Sunday, June 26, 2016
Friday, June 24, 2016
Do you recognize that? If you're a John Denver fan like me then you know it's from Rocky Mountain High. Yup! I've been in Colorado all week, teaching at the lovely Aspen Words. My beginning fiction workshop has dazzled me every day with their bravery, talent, and general wonderfulness. And while I'm teaching and paneling, Annabelle has been tracking bears and building beaver dams at ACES camp.
Today the first leg of our summer adventure ends as we head home. What a great start to summer!
We are in the midst of big life changes, which I'll write about later when all the dust settles. For now, we are sadly packing up our Aspen condo and bidding goodbye to the mountains. I love how it rains puffs of cotton from the cottonwood trees here...
Posted by ann hood at 6:29 AM
Tuesday, June 7, 2016
Yesterday was one of the more stressful days in a long string of stressful days. At 3:00 I had to drive an hour to a book club in a little seaside town here, and I was kind of looking forward to the drive: no emails, no pressures, maybe just saw classical music or Alec Baldwin on podcast and me.
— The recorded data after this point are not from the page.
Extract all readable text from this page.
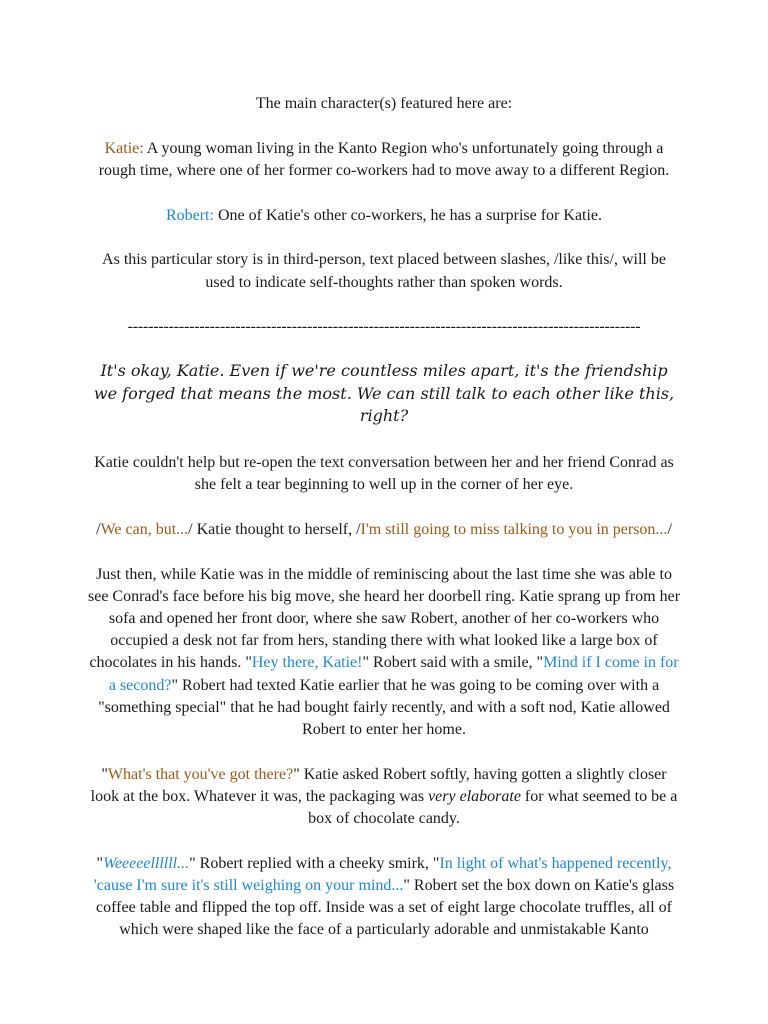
The main character(s) featured here are:

Katie: A young woman living in the Kanto Region who's unfortunately going through a rough time, where one of her former co-workers had to move away to a different Region.

Robert: One of Katie's other co-workers, he has a surprise for Katie.

As this particular story is in third-person, text placed between slashes, /like this/, will be used to indicate self-thoughts rather than spoken words.

----------------------------------------------------------------------------------------------------

It's okay, Katie. Even if we're countless miles apart, it's the friendship we forged that means the most. We can still talk to each other like this, right?

Katie couldn't help but re-open the text conversation between her and her friend Conrad as she felt a tear beginning to well up in the corner of her eye.

/We can, but.../ Katie thought to herself, /I'm still going to miss talking to you in person.../

Just then, while Katie was in the middle of reminiscing about the last time she was able to see Conrad's face before his big move, she heard her doorbell ring. Katie sprang up from her sofa and opened her front door, where she saw Robert, another of her co-workers who occupied a desk not far from hers, standing there with what looked like a large box of chocolates in his hands. "Hey there, Katie!" Robert said with a smile, "Mind if I come in for a second?" Robert had texted Katie earlier that he was going to be coming over with a "something special" that he had bought fairly recently, and with a soft nod, Katie allowed Robert to enter her home.

"What's that you've got there?" Katie asked Robert softly, having gotten a slightly closer look at the box. Whatever it was, the packaging was very elaborate for what seemed to be a box of chocolate candy.

"Weeeeellllll..." Robert replied with a cheeky smirk, "In light of what's happened recently, 'cause I'm sure it's still weighing on your mind..." Robert set the box down on Katie's glass coffee table and flipped the top off. Inside was a set of eight large chocolate truffles, all of which were shaped like the face of a particularly adorable and unmistakable Kanto
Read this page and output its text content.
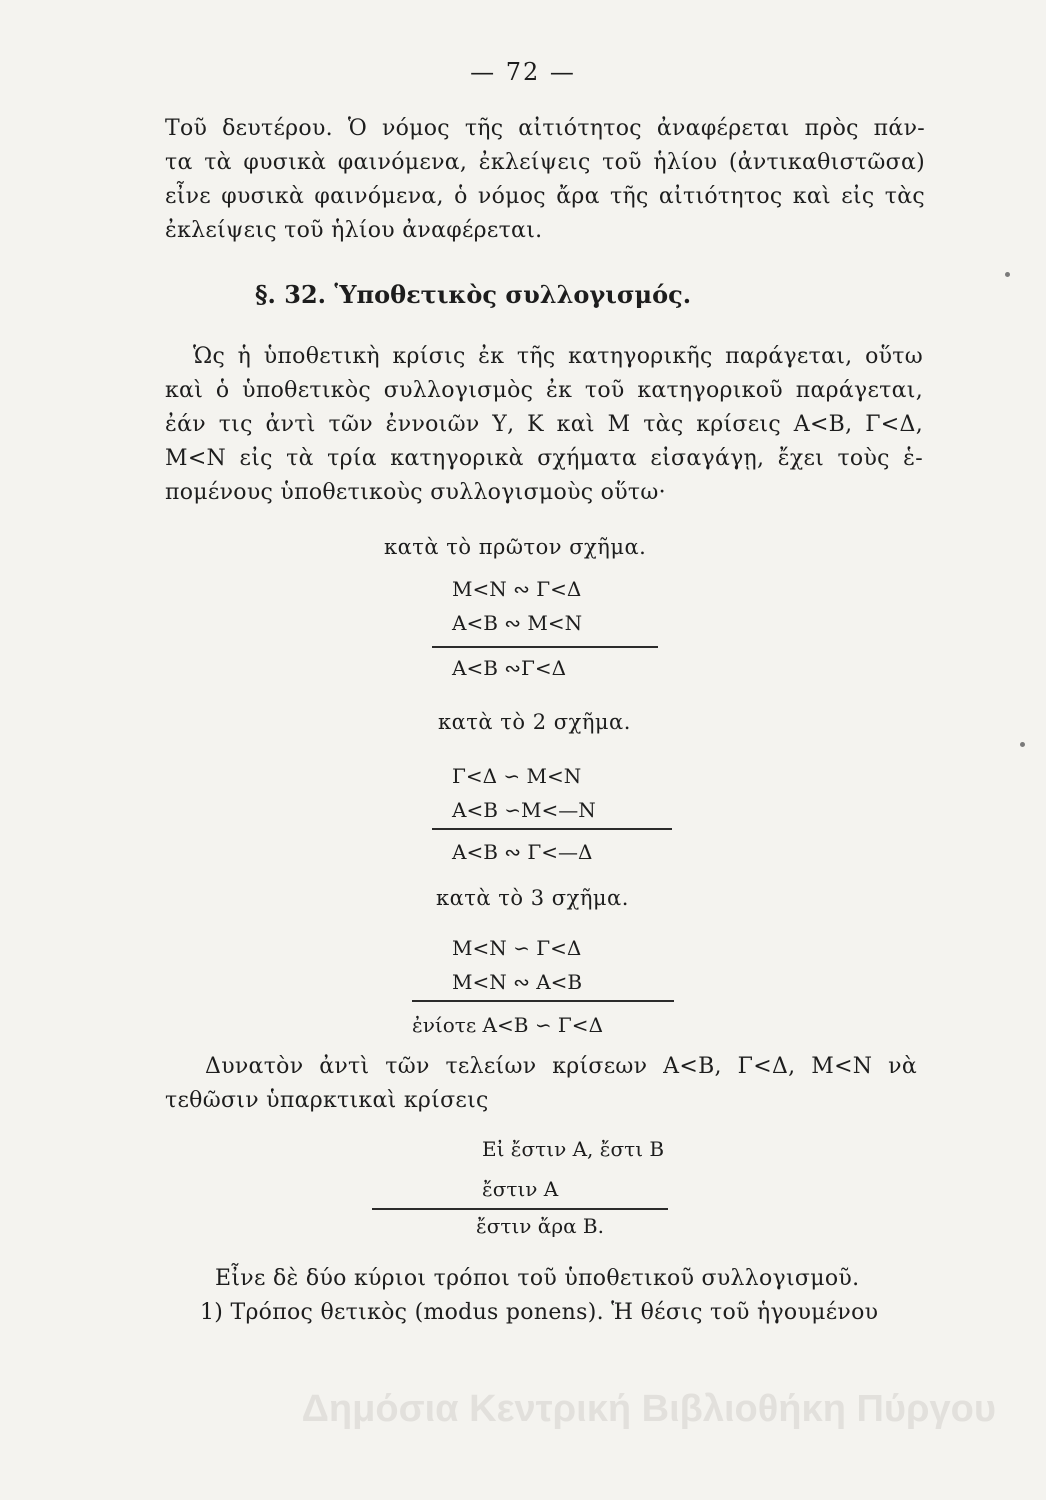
— 72 —
Τοῦ δευτέρου. Ὁ νόμος τῆς αἰτιότητος ἀναφέρεται πρὸς πάν-
τα τὰ φυσικὰ φαινόμενα, ἐκλείψεις τοῦ ἡλίου (ἀντικαθιστῶσα)
εἶνε φυσικὰ φαινόμενα, ὁ νόμος ἄρα τῆς αἰτιότητος καὶ εἰς τὰς
ἐκλείψεις τοῦ ἡλίου ἀναφέρεται.
§. 32. Ὑποθετικὸς συλλογισμός.
Ὡς ἡ ὑποθετικὴ κρίσις ἐκ τῆς κατηγορικῆς παράγεται, οὕτω
καὶ ὁ ὑποθετικὸς συλλογισμὸς ἐκ τοῦ κατηγορικοῦ παράγεται,
ἐάν τις ἀντὶ τῶν ἐννοιῶν Υ, Κ καὶ Μ τὰς κρίσεις Α<Β, Γ<Δ,
Μ<Ν εἰς τὰ τρία κατηγορικὰ σχήματα εἰσαγάγῃ, ἔχει τοὺς ἑ-
πομένους ὑποθετικοὺς συλλογισμοὺς οὕτω·
κατὰ τὸ πρῶτον σχῆμα.
Μ<Ν ∾ Γ<Δ
Α<Β ∾ Μ<Ν
Α<Β ∾Γ<Δ
κατὰ τὸ 2 σχῆμα.
Γ<Δ ∽ Μ<Ν
Α<Β ∽Μ<—Ν
Α<Β ∾ Γ<—Δ
κατὰ τὸ 3 σχῆμα.
Μ<Ν ∽ Γ<Δ
Μ<Ν ∾ Α<Β
ἐνίοτε Α<Β ∽ Γ<Δ
Δυνατὸν ἀντὶ τῶν τελείων κρίσεων Α<Β, Γ<Δ, Μ<Ν νὰ
τεθῶσιν ὑπαρκτικαὶ κρίσεις
Εἰ ἔστιν Α, ἔστι Β
ἔστιν Α
ἔστιν ἄρα Β.
Εἶνε δὲ δύο κύριοι τρόποι τοῦ ὑποθετικοῦ συλλογισμοῦ.
1) Τρόπος θετικὸς (modus ponens). Ἡ θέσις τοῦ ἡγουμένου
Δημόσια Κεντρική Βιβλιοθήκη Πύργου
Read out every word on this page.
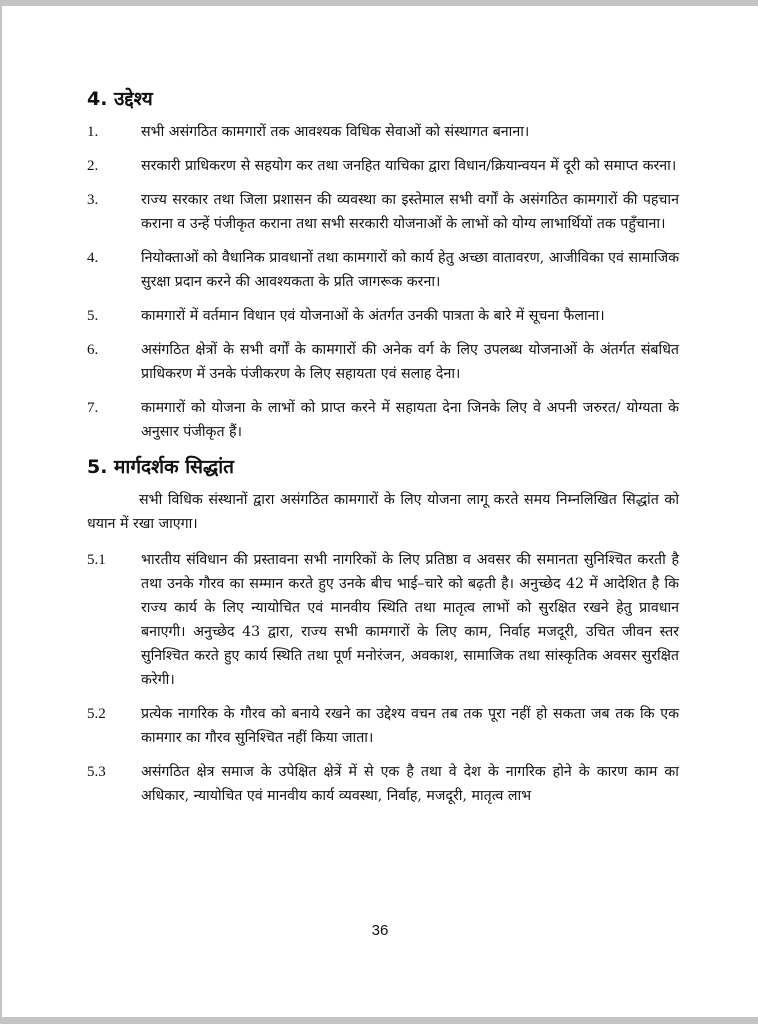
4. उद्देश्य
1.	सभी असंगठित कामगारों तक आवश्यक विधिक सेवाओं को संस्थागत बनाना।
2.	सरकारी प्राधिकरण से सहयोग कर तथा जनहित याचिका द्वारा विधान/क्रियान्वयन में दूरी को समाप्त करना।
3.	राज्य सरकार तथा जिला प्रशासन की व्यवस्था का इस्तेमाल सभी वर्गों के असंगठित कामगारों की पहचान कराना व उन्हें पंजीकृत कराना तथा सभी सरकारी योजनाओं के लाभों को योग्य लाभार्थियों तक पहुँचाना।
4.	नियोक्ताओं को वैधानिक प्रावधानों तथा कामगारों को कार्य हेतु अच्छा वातावरण, आजीविका एवं सामाजिक सुरक्षा प्रदान करने की आवश्यकता के प्रति जागरूक करना।
5.	कामगारों में वर्तमान विधान एवं योजनाओं के अंतर्गत उनकी पात्रता के बारे में सूचना फैलाना।
6.	असंगठित क्षेत्रों के सभी वर्गों के कामगारों की अनेक वर्ग के लिए उपलब्ध योजनाओं के अंतर्गत संबधित प्राधिकरण में उनके पंजीकरण के लिए सहायता एवं सलाह देना।
7.	कामगारों को योजना के लाभों को प्राप्त करने में सहायता देना जिनके लिए वे अपनी जरुरत/ योग्यता के अनुसार पंजीकृत हैं।
5. मार्गदर्शक सिद्धांत

सभी विधिक संस्थानों द्वारा असंगठित कामगारों के लिए योजना लागू करते समय निम्नलिखित सिद्धांत को धयान में रखा जाएगा।

5.1	भारतीय संविधान की प्रस्तावना सभी नागरिकों के लिए प्रतिष्ठा व अवसर की समानता सुनिश्चित करती है तथा उनके गौरव का सम्मान करते हुए उनके बीच भाई–चारे को बढ़ती है। अनुच्छेद 42 में आदेशित है कि राज्य कार्य के लिए न्यायोचित एवं मानवीय स्थिति तथा मातृत्व लाभों को सुरक्षित रखने हेतु प्रावधान बनाएगी। अनुच्छेद 43 द्वारा, राज्य सभी कामगारों के लिए काम, निर्वाह मजदूरी, उचित जीवन स्तर सुनिश्चित करते हुए कार्य स्थिति तथा पूर्ण मनोरंजन, अवकाश, सामाजिक तथा सांस्कृतिक अवसर सुरक्षित करेगी।
5.2	प्रत्येक नागरिक के गौरव को बनाये रखने का उद्देश्य वचन तब तक पूरा नहीं हो सकता जब तक कि एक कामगार का गौरव सुनिश्चित नहीं किया जाता।
5.3	असंगठित क्षेत्र समाज के उपेक्षित क्षेत्रें में से एक है तथा वे देश के नागरिक होने के कारण काम का अधिकार, न्यायोचित एवं मानवीय कार्य व्यवस्था, निर्वाह, मजदूरी, मातृत्व लाभ
36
I was on Route 1, the beach road, a two lane 55 mile an hour road with a grassy median and then two lanes heading the other direction, and I saw a man on the median. He looked nervous as he watched the traffic heading south--my car among it. I wondered why he didn't cross when there was a break. Then, my car fast approaching, he threw himself into my lane. I mean, he did a belly flop smack onto the road and stayed there.
I both braked and swerved into the other lane, and the man began to roll and then crawl across the road, finally crawling into the nearby woods. Miraculously, I didn't hit him or even come close to hitting him. But I realized in the shock that followed that was he wanted. He didn't try to run across the busy road; he threw himself onto it. In front of me.
I know I should make something of this, some realization about life and death or the human condition. I should take inspiration from it: I'm going through a lot right now but we all need to keep going, or some such. But I have had no epiphany. Just the image of that man, scared, jumping.